Conservation and Restoration

It is important that the restoration of the clock is done in a way that has minimal impact on the clock, having due regard to maintaining the clock in as near original condition as possible.

A gloriously polished and brilliant restoration may make the owner feel proud of his clock and want to show off how well it has scrubbed up. But beware; it certainly didn't leave its maker polished to a mirror finish. Such a clock is in anything but original condition!

Concentric graining on the chapter ring (which makes it look like a gramophone record) may be thought to be attractive, but it will detract from its value and it will remove the surface metal causing the engraving to disappear. Graining is a 20th century fashion, which has no place on an antique clock. Contrary to intuition, the ideal comment from a clock owner following the restoration of a clock should be, "Well it's been to the clockmaker but apart from the fact that it now goes, you can't tell by looking at it". The only exception to this is if work has been done to the dial.

The policy of the National Trust, is not to have any cleaning or polishing work done. Their attitude is that it removes the history of the clock. That is not to say the clock shouldn't work. The British Museum's attitude is that whatever condition an artefact came in, it should stay that way. Any artefact suffering from deterioration or corrosion will be conserved and stabilised to prevent further deterioration.

Not many of us have clocks that are worthy of a place in the British Museum, but the principle still applies. If repair work is restricted to making it go, then any restoration work can be undertaken after doing some research.
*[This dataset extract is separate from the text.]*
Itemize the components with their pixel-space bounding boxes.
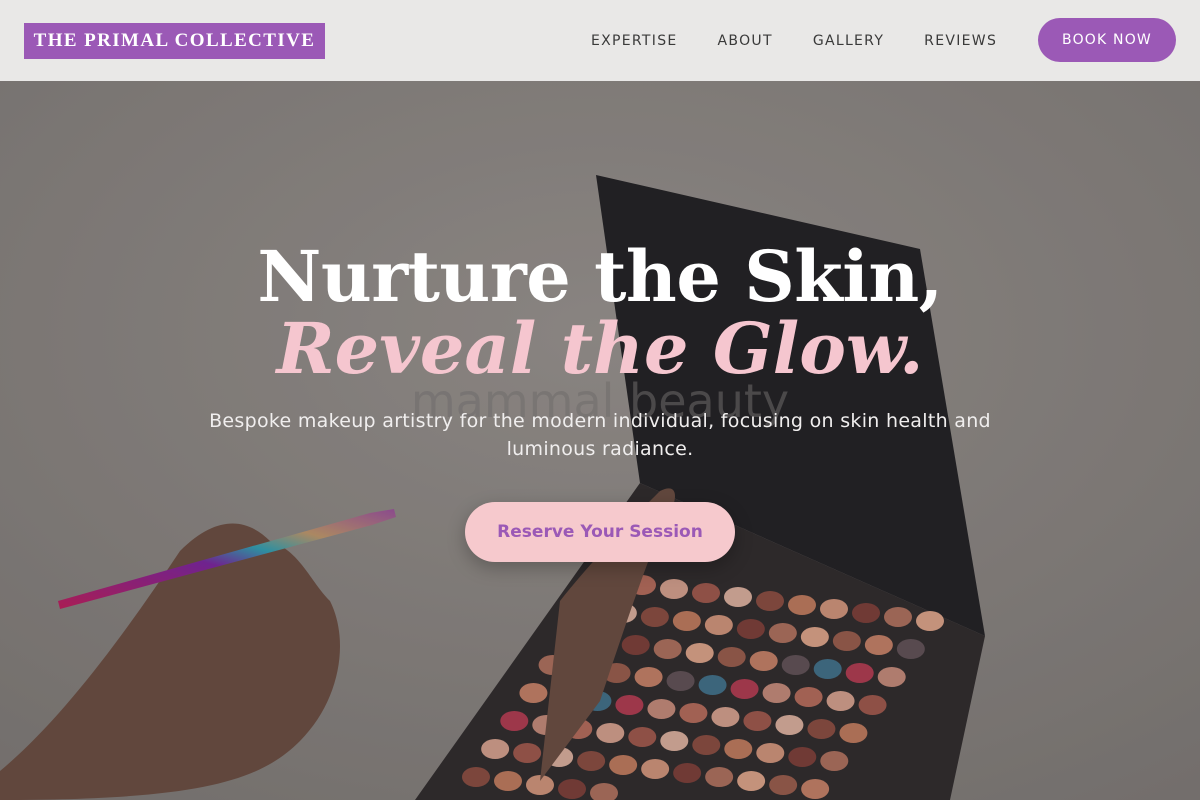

Once restoration is done, it can't be undone, so think carefully before commissioning any work on your clock.

In particular, you should ask your horologist about his attitude to conservation. Repairs should be undertaken in such a way that the minimum quantity of original metal is removed and, any materials used should be of the correct type. For example bushes should be fitted without the need to file down the surplus on the inside of the plate, which inevitably removes metal from the plate. Where the presence of a bush can be detected, the old bush can easily be removed without any damage to the clock plate, and a new one inserted. Re-conversion to an earlier form of escapement, particularly verge escapements, must never involve drilling of new holes.

Before commissioning a horologist to restore your clock, ask about the methods used, and their attitude to conservation. A horologist should be BHI qualified (MBHI or FBHI). The West Dean College Diploma in Antique Clock Restoration is widely considered to be the best qualification available to a horologist working on antique clocks.